Recycling Equipment

Recycling Equipment

Recycling Equipment

In the last several decades, the recycling industry has seen a steady rise in demand for recycled materials as well as an increase in the number of end-user items and materials facilities are capable of recycling. Businesses, retail locations and manufacturers are realizing the financial and environmental benefits of recuperating lost material, energy and investment by participating in recycling programs and purchasing reconstituted raw materials. Recycling facilities are key in this process, providing a variety of sorting, shredding, baling and refining services. Because recycling processes require many specialized types of equipment, recycling facilities tend to specialize in sorting and baling materials to be shipped out for further processes, or facilities specialize in reclaiming one type of material, such as PET, aluminum cans or cardboard.

Different types of industrial equipment are used for metal recovery, plastic recovery, pulp recovery and other reclamation processes. Initial sorting stages for material recovery use conveyors, vibratory feeders, magnet assemblies and downstream trommel screens or mixers which separate parts by size and material. While machine vision systems may be employed for robotic sorting, the most cost-effective methods of sorting materials involve both conveyorized screening and manual sorting. Once sorted, materials are reduced in size by shredders, grinders or pulverizers, mixed with water and/or refining chemicals, melted, extracted and re-extruded, rolled or forged into raw plastic pellets, metal ingots or paper rolls.

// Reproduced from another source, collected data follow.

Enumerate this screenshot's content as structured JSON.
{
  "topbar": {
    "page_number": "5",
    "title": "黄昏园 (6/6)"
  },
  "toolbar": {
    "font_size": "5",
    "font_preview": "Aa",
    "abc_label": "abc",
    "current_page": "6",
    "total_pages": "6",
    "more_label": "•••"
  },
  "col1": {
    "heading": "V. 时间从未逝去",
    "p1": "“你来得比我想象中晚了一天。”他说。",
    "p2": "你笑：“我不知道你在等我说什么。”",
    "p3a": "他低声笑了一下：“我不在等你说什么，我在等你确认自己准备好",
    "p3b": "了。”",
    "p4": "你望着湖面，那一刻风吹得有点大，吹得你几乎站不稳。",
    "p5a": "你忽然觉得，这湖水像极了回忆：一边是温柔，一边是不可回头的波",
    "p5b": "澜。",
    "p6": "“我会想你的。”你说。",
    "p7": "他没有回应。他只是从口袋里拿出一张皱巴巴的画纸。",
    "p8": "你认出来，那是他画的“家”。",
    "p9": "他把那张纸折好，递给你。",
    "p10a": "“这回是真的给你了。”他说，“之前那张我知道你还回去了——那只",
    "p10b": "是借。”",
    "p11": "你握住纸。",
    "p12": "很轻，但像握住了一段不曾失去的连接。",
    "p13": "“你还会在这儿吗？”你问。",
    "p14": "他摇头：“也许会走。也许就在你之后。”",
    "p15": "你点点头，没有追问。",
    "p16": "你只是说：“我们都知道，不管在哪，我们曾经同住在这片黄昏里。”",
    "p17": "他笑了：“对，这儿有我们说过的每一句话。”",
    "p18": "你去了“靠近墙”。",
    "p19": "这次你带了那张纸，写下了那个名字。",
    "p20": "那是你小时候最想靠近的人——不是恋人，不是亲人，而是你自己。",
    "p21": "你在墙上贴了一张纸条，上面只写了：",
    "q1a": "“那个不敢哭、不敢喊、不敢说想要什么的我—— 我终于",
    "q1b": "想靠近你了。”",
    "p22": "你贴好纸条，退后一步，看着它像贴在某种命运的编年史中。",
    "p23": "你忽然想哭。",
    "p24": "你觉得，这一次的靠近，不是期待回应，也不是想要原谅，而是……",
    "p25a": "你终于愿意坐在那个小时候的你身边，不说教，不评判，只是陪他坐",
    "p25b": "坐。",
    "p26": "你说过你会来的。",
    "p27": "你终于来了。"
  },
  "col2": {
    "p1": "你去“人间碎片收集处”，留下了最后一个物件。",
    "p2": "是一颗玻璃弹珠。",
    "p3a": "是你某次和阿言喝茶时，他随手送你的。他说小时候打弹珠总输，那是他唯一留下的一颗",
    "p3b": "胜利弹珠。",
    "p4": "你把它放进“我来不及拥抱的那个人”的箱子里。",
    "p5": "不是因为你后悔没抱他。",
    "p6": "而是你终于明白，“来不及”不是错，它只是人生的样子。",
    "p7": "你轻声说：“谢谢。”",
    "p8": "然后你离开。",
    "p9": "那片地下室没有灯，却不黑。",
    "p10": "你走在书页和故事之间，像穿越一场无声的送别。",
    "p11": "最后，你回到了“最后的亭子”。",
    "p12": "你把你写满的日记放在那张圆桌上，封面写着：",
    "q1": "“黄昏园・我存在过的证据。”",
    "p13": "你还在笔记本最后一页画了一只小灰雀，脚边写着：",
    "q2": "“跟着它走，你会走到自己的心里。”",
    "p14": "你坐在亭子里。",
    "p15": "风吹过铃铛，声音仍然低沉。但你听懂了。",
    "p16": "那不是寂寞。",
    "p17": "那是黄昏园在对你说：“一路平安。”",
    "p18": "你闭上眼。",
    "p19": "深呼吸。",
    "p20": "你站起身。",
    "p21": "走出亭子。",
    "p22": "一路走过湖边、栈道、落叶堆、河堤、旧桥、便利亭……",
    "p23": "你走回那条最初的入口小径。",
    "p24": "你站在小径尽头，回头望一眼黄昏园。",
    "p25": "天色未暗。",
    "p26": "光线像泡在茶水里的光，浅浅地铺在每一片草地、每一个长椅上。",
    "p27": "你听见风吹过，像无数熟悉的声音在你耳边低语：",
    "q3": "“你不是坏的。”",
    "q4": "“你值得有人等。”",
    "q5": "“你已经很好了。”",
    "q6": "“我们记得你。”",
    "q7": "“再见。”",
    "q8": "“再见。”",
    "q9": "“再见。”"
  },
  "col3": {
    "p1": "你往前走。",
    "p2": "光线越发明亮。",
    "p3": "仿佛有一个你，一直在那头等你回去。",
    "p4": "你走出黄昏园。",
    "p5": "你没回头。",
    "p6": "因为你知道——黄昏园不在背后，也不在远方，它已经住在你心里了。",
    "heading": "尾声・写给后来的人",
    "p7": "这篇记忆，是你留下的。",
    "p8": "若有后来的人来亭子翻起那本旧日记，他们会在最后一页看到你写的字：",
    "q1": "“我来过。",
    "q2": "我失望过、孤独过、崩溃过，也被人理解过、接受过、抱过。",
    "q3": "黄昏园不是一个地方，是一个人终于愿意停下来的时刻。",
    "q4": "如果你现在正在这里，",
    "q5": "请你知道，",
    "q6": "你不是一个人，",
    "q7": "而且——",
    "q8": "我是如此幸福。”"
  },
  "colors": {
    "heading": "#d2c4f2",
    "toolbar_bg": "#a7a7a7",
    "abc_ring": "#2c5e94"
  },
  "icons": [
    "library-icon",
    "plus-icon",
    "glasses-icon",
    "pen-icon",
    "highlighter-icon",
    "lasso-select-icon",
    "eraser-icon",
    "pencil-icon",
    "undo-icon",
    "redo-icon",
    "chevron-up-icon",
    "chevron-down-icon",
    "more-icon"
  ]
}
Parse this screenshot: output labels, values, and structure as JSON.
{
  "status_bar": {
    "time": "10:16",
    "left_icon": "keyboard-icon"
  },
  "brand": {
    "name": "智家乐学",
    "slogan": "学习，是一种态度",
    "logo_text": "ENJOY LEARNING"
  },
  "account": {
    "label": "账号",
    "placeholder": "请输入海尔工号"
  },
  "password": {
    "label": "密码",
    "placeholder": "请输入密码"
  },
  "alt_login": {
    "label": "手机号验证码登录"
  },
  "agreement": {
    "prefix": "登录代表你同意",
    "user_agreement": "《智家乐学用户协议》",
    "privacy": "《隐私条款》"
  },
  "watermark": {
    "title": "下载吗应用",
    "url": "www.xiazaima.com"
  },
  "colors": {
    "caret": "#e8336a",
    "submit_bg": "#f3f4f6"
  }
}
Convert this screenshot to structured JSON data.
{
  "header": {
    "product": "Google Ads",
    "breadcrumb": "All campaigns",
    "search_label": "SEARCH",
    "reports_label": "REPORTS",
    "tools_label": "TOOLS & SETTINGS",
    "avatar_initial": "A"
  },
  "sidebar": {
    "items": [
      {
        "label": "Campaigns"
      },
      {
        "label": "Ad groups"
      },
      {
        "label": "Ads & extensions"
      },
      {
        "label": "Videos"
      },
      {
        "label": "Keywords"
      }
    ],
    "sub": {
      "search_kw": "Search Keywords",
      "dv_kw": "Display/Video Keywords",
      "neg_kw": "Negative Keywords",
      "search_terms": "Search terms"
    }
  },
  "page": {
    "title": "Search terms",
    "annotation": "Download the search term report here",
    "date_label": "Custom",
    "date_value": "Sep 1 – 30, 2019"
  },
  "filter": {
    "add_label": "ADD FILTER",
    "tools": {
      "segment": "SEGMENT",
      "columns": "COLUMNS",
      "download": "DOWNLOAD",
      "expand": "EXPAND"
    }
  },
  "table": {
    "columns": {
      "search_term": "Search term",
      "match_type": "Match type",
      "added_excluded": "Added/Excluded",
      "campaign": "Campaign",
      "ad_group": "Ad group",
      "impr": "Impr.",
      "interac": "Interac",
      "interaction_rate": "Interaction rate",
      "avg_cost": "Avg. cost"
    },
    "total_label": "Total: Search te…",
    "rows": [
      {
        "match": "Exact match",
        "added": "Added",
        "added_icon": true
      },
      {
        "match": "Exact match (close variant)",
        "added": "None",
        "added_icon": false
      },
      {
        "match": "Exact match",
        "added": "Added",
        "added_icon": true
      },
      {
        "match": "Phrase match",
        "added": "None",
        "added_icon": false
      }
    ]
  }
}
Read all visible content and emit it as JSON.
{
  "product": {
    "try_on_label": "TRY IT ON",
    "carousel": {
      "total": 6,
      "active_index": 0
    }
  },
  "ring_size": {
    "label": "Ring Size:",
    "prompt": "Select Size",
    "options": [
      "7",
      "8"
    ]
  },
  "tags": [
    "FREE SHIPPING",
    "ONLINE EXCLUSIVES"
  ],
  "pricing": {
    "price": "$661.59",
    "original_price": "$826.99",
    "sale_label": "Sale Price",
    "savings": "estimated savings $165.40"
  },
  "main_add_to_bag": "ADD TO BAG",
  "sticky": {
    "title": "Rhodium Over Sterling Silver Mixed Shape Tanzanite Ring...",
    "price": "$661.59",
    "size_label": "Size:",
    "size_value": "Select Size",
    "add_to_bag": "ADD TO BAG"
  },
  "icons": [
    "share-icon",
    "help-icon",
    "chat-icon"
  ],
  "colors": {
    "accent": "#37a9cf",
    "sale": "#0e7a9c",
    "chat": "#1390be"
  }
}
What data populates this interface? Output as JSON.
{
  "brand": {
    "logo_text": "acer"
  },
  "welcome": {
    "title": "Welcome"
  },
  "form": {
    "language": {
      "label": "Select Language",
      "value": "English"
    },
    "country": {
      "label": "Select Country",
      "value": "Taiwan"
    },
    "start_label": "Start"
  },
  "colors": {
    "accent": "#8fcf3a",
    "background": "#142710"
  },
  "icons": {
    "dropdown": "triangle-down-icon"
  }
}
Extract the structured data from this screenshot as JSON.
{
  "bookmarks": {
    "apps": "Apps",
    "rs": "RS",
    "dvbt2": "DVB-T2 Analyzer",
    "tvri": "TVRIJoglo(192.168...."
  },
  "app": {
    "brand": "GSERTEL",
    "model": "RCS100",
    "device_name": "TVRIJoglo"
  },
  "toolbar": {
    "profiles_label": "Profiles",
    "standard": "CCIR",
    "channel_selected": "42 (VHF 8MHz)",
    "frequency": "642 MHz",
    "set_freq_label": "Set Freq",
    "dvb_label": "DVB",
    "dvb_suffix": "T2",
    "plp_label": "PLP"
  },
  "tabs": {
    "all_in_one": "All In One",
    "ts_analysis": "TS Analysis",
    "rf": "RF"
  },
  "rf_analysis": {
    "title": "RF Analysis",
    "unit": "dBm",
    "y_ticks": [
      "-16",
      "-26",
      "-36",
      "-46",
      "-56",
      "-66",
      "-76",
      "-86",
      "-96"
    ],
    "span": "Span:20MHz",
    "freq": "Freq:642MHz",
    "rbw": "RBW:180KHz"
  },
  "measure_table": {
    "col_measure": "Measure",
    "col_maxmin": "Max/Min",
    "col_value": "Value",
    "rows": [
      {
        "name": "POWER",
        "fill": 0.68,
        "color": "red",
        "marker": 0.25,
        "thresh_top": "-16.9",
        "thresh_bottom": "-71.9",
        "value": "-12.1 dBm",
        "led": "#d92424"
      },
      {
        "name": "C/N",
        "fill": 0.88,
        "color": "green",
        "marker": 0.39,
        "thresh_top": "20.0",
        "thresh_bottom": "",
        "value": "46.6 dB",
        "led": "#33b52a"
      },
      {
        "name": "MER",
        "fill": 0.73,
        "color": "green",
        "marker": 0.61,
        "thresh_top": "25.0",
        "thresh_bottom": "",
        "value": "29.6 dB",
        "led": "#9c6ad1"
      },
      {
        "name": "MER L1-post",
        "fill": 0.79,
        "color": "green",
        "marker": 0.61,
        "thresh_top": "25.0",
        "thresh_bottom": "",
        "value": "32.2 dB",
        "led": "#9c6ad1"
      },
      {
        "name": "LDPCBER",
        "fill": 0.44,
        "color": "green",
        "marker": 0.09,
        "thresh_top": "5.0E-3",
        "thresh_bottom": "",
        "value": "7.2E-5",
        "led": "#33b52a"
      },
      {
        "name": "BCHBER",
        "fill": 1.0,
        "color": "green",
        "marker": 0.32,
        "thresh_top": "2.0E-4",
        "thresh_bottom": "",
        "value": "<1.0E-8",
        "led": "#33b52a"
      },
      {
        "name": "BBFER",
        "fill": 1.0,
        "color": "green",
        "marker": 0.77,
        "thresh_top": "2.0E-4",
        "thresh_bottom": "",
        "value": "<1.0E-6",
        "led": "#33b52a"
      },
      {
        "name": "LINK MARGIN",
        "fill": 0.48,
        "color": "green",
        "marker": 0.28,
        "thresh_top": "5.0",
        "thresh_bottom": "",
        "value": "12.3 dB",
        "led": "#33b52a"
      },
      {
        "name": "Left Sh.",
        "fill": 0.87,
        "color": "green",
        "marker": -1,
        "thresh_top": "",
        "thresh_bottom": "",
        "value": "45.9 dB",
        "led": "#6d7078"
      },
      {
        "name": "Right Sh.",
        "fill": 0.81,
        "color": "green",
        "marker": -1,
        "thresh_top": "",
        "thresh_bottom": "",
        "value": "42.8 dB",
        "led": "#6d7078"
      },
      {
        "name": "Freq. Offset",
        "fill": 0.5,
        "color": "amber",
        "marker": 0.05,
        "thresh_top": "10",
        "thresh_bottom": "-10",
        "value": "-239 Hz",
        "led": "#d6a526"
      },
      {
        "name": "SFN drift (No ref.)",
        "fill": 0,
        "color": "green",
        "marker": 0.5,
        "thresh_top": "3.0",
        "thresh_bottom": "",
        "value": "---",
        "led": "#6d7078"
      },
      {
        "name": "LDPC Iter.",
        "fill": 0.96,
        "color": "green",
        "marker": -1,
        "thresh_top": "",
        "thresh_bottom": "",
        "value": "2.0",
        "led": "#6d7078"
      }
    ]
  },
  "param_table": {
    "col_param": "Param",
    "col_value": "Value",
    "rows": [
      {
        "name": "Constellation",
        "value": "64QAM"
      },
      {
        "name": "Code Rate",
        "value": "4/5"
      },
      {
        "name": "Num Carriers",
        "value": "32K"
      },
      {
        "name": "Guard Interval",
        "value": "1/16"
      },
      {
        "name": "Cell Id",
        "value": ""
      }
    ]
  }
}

Aside from traditional paper, plastic, glass and metal recycling, there are facilities capable of recycling consumer items such as ink cartridges, batteries, light bulbs, carpet and computers as well. Recycling may also be employed on a smaller scale within manufacturing facilities for the reclamation of materials and energy lost during processing. Dust collectors or downdraft tables, for example, may collect fine metal shavings lost during metal parts machining; heat exchangers capture the heat energy lost from one process and re-uses it in other processes. Many non-recyclable materials may still be recycled for energy through incineration and waste heat recovery systems.